RMO 1991 question 4

Question

There are two urns each containing an arbitrary number of balls. Both are non-empty to begin
with. We are allowed two types of operations:
$(a)$ remove an equal number of balls simultaneously from the urns, and
$(b)$ double the number of balls in any one of them.
Show that after performing these operations finitely many times, both the urns can be made
empty.

This question has been asked atleast $3$ times [1][2][3], but none of them seem to use the approach I am using. Now I am not sure whether my approach is correct or not, but I want to verify it.

My Approach:

Let $A$ be the number of balls in urn $1$ and $B$ be the number of balls in urn $2$ at any given time.

Let the urns contain $x_1$ and $y_1$ balls respectively initially. ($x_1<y_1$ without loss of generaity of course)

Subtract $x_1-1$ balls from both urns thus giving $(1,y_1-x_1+1)$ as the new configuration.

Keep doubling the lower number until $|A-B|$ reach the lowest value possible.

Suppoe the lowest value of $|A-B|$ is reached at configuration $(x_2,y_2)$. Subtracting one less than the lower number of $x_2,y_2$ (suppose $x_2$) gives $(1,y_2-x_2+1)$ as the new configuration.

It can be clearly seen that $|y_2-x_2|\leq|y_1-x_1|$. Thus continuing this process will result in continuous reduction in the value of $|A-B|$ until it reaches its lowest value, ie $0$.

At that stage, we would have $A=B$. Thus taking $A$ balls out of both urns would empty both urns.

$\therefore $ Both urns can be emptied in finite number of operations.

I know that simpler approaches are possible for this question, but I want to check whether my approach is also correct or not. Please check my approach and provide suggestions. Also sorry for I couldn't think of a better title.

THANKS

Answer 1

Suppose we have $x_1,y_1$ balls in urns $A,B$ respectively. We can take the following cases:

Case 1: $x_1=y_1 \implies$ we remove $x_1$ balls from both urns emptying both of them. We are done!
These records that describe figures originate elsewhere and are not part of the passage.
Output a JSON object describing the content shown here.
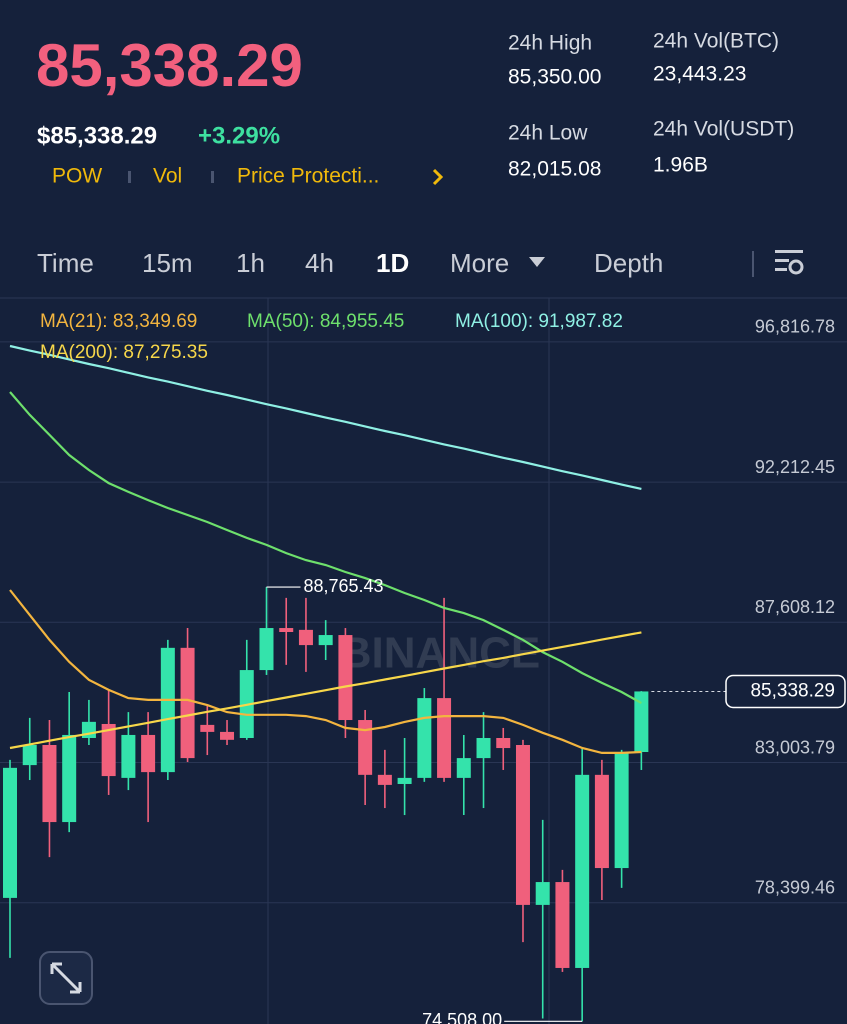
{
  "header": {
    "price": "85,338.29",
    "usd_price": "$85,338.29",
    "change": "+3.29%",
    "tags": [
      "POW",
      "Vol",
      "Price Protecti..."
    ]
  },
  "stats": [
    {
      "label": "24h High",
      "value": "85,350.00"
    },
    {
      "label": "24h Vol(BTC)",
      "value": "23,443.23"
    },
    {
      "label": "24h Low",
      "value": "82,015.08"
    },
    {
      "label": "24h Vol(USDT)",
      "value": "1.96B"
    }
  ],
  "tabs": [
    "Time",
    "15m",
    "1h",
    "4h",
    "1D",
    "More",
    "Depth"
  ],
  "chart_data": {
    "type": "candlestick",
    "up_color": "#34e3ab",
    "down_color": "#f0607c",
    "open": [
      78560,
      82920,
      83580,
      81050,
      83810,
      84270,
      82500,
      83910,
      82690,
      86770,
      84240,
      84010,
      83810,
      86040,
      87420,
      87360,
      86860,
      87190,
      84400,
      82600,
      82300,
      82500,
      85120,
      82500,
      83150,
      83810,
      83580,
      78330,
      79080,
      76260,
      82600,
      79540,
      83350
    ],
    "high": [
      83090,
      84470,
      84400,
      85320,
      85060,
      85390,
      84660,
      84660,
      87030,
      87420,
      84890,
      84400,
      87030,
      88765.43,
      88410,
      88410,
      87680,
      87420,
      84730,
      83420,
      83810,
      85450,
      88410,
      83910,
      84660,
      84140,
      83750,
      81120,
      79480,
      83480,
      83090,
      83420,
      85350
    ],
    "low": [
      76590,
      82430,
      79900,
      80720,
      83580,
      81940,
      82100,
      81050,
      82430,
      83020,
      83250,
      83580,
      83750,
      85880,
      86210,
      85980,
      86370,
      83810,
      81610,
      81510,
      81280,
      82370,
      82370,
      81280,
      81510,
      82760,
      77110,
      74600,
      76130,
      74508.0,
      78490,
      78890,
      82760
    ],
    "close": [
      82830,
      83580,
      81050,
      83910,
      84340,
      82560,
      83910,
      82690,
      86770,
      83150,
      84010,
      83750,
      86040,
      87420,
      87290,
      86860,
      87190,
      84400,
      82600,
      82270,
      82500,
      85120,
      82500,
      83150,
      83810,
      83480,
      78330,
      79080,
      76260,
      82600,
      79540,
      83350,
      85338.29
    ],
    "series": [
      {
        "name": "MA(21): 83,349.69",
        "color": "#f3b53f",
        "values": [
          88670,
          87850,
          87030,
          86310,
          85720,
          85390,
          85120,
          85060,
          85060,
          85060,
          84890,
          84660,
          84570,
          84570,
          84570,
          84530,
          84400,
          84140,
          84070,
          84170,
          84340,
          84470,
          84530,
          84530,
          84530,
          84470,
          84240,
          83980,
          83750,
          83480,
          83320,
          83320,
          83349.69
        ]
      },
      {
        "name": "MA(50): 84,955.45",
        "color": "#6ee06c",
        "values": [
          95170,
          94420,
          93760,
          93100,
          92610,
          92180,
          91890,
          91620,
          91360,
          91130,
          90900,
          90640,
          90380,
          90150,
          89880,
          89650,
          89490,
          89260,
          89060,
          88830,
          88570,
          88340,
          88080,
          87910,
          87680,
          87360,
          87030,
          86630,
          86310,
          85940,
          85620,
          85320,
          84955.45
        ]
      },
      {
        "name": "MA(100): 91,987.82",
        "color": "#8ff0e4",
        "values": [
          96680,
          96530,
          96390,
          96240,
          96090,
          95950,
          95800,
          95650,
          95510,
          95360,
          95210,
          95070,
          94920,
          94770,
          94630,
          94480,
          94330,
          94190,
          94040,
          93890,
          93750,
          93600,
          93450,
          93310,
          93160,
          93010,
          92870,
          92720,
          92570,
          92430,
          92280,
          92130,
          91987.82
        ]
      },
      {
        "name": "MA(200): 87,275.35",
        "color": "#f7d74a",
        "values": [
          83480,
          83600,
          83720,
          83840,
          83950,
          84070,
          84190,
          84310,
          84430,
          84550,
          84670,
          84780,
          84900,
          85020,
          85140,
          85260,
          85380,
          85500,
          85610,
          85730,
          85850,
          85970,
          86090,
          86210,
          86330,
          86440,
          86560,
          86680,
          86800,
          86920,
          87040,
          87160,
          87275.35
        ]
      }
    ],
    "ylim": [
      74420,
      98190
    ],
    "yticks": [
      {
        "value": 96816.78,
        "label": "96,816.78"
      },
      {
        "value": 92212.45,
        "label": "92,212.45"
      },
      {
        "value": 87608.12,
        "label": "87,608.12"
      },
      {
        "value": 83003.79,
        "label": "83,003.79"
      },
      {
        "value": 78399.46,
        "label": "78,399.46"
      }
    ],
    "grid": true,
    "annotations": [
      {
        "value": 88765.43,
        "label": "88,765.43"
      },
      {
        "value": 74508.0,
        "label": "74,508.00"
      }
    ],
    "current_price": {
      "value": 85338.29,
      "label": "85,338.29"
    },
    "watermark": "BINANCE"
  }
}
Case 2: Without loss of generality, let $1<x_1<y_1$. We remove $x_1-1$ balls from both urns, giving us $$1\text{ ball in } A, \qquad y_1-x_1+1 \text{ balls in } B $$ let $y_2=y_1-x_1+1<y_1 \ (\because x_1-1>0)$, so that now we have $1,y_2$ balls respectively in urns $A,B$ respectively.
If $y_2=1$, go to Case 1,
else double the number of balls in urn $A$ repeatedly, till there are $x_2=2^k$ balls in urn $A$, so that $$x_2=2^k\le y_2<2^{k+1}$$ so now we have $$x_2=2^k\text{ balls in } A, \qquad y_2 \text{ balls in } B$$ (Note that $x_2\le y_2$), so if $x_2=y_2$ go to Case 1 $\qquad \qquad \qquad (*)$
else go back to the beginning of Case 2 and repeat the steps with $x_2,y_2$ in place of $x_1,y_1$. (So, next we will have $$1\text{ ball in } A, \qquad y_2-x_2+1 \text{ balls in } B $$ where $y_3=y_2-x_2+1<y_2$ since $x_2>1$,
(because $x_2=1\implies 2^k=1\le y_2 < 2^{k+1}=2\implies y_2=1=x_2$ which should have already appeared in $(*)$))

Our process will definitely end because $y_1>y_2>\cdots$ is a strictly decreasing sequence of positive integers and we cannot have an infinite strictly decreasing sequence of positive integers. So at some step, we will end up at $x_n=y_n$ when we will empty both the urns (this is precisely the case mentioned in the last line of Case 2 above).